一方、頭痛の中でも、脳や頭部疾患で起こるもの以外に、頚椎や眼、鼻、耳、のど、歯などが原因で起こるものもありますし、顔面や頭皮の疾患(例えば帯状疱疹)もあります。中には、ソファーでうたた寝した後によく発生する有名な後頭神経痛などもあります。
ところで、頭痛一般に言えることですが、その発症のしかたから、急性に起こるものと慢性に起こるものに分けられます。まず慢性型の頭痛ですが、それは片頭痛と緊張型頭痛です。
よく自分で片頭痛だと言われる方がおられますが、それは正しい使い方でしょうか?正しくは、頭部の右側、左側など一側性に片寄って起こる(時には両側性も)拍動性の頭痛を片頭痛と定義されています。これは、セロトニンの増減に伴って脳の血管が拡張し、血管周囲のセンサーである三叉神経を圧迫して血管の拍動が痛みとして感じられるタイプの頭痛です。トリプタン製剤という特効薬があります。又、片頭痛の一部に、頻回の吐き気、嘔吐を伴い仕事を休んだりするため、くも膜下出血と間違える例もあり、専門医への受診が必要です。

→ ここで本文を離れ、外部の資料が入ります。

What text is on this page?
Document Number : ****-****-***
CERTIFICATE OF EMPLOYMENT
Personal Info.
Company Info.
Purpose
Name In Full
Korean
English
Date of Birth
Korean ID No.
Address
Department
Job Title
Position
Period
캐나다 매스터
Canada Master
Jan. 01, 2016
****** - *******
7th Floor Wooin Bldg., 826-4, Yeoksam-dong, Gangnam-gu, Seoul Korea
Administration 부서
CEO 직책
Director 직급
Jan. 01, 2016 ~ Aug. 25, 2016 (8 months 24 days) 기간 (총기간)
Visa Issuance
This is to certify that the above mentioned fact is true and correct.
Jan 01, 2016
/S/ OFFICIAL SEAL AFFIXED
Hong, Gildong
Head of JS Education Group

それに対して、最も多いタイプの頭痛は、(筋)緊張型頭痛で、肩こりや首の周りの筋肉の張りに伴って、後頭部を中心に全体が締め付けられるように鈍く痛むもので、パソコンを仕事で使う人、スマホ中毒の若い方などに多く、長時間同じ姿勢(前屈位)で小さい文字や光る画面を注視し続けることにより起こります。又、仕事で人と対面する場面の多い方や対人関係で緊張しやすい性格の方(いわゆるあがり症の方)にも起こりやすいと考えられています。中には、片頭痛と緊張型頭痛の合併もありますので、安易な自己診断は禁物です。

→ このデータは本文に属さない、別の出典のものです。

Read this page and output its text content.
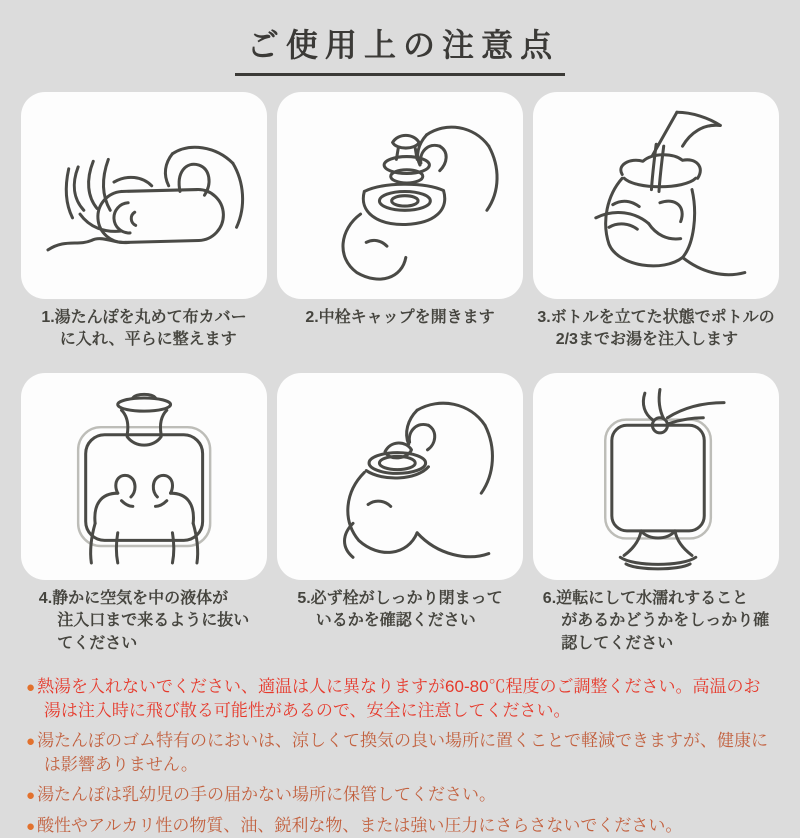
ご使用上の注意点
1.湯たんぽを丸めて布カバー
に入れ、平らに整えます
2.中栓キャップを開きます	3.ボトルを立てた状態でポトルの
2/3までお湯を注入します
4.静かに空気を中の液体が
注入口まで来るように抜い
てください
5.必ず栓がしっかり閉まって
いるかを確認ください
6.逆転にして水濡れすること
があるかどうかをしっかり確
認してください
● 熱湯を入れないでください、適温は人に異なりますが60-80℃程度のご調整ください。高温のお湯は注入時に飛び散る可能性があるので、安全に注意してください。
● 湯たんぽのゴム特有のにおいは、涼しくて換気の良い場所に置くことで軽減できますが、健康には影響ありません。
● 湯たんぽは乳幼児の手の届かない場所に保管してください。
● 酸性やアルカリ性の物質、油、鋭利な物、または強い圧力にさらさないでください。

その他慢性に起こる頭痛の中には、鎮痛剤の飲みすぎによって起こる連日性の薬物乱用性頭痛や、雷が走るような雷鳴性頭痛、脳圧が徐々に高まって起こる脳腫瘍や頭部外傷後に起こる頭蓋内血腫、反対に脳圧が低すぎる頭痛などがあり、専門医への受診が不可欠です。
一方、急に起こる急性型の頭痛は、脳内出血とくも膜下出血が代表的なもので、放置すると死に至るもの、重篤な片麻痺、言語障害、歩行障害などの後遺症を残すものです。
脳内出血は、その大部分の原因は中等度以上の高血圧症です。遺伝、塩分の摂り過ぎ、過労、ストレス、肥満、高脂血症などに注意が必要で、適切な降圧剤の内服や生活習慣の見直しなどが必須です。
くも膜下出血は脳動脈瘤の破裂が原因で起こるものが大部分で、今まで経験したことのない激しい割れるような頭痛と、同時に頻回の吐き気、嘔吐を主な症状とする恐い病気で、放置すると三分の一の方は死に至ります。遺伝性の場合もあり、両親や兄弟にくも膜下出血がある方には、MRI検査を是非ともおすすめします。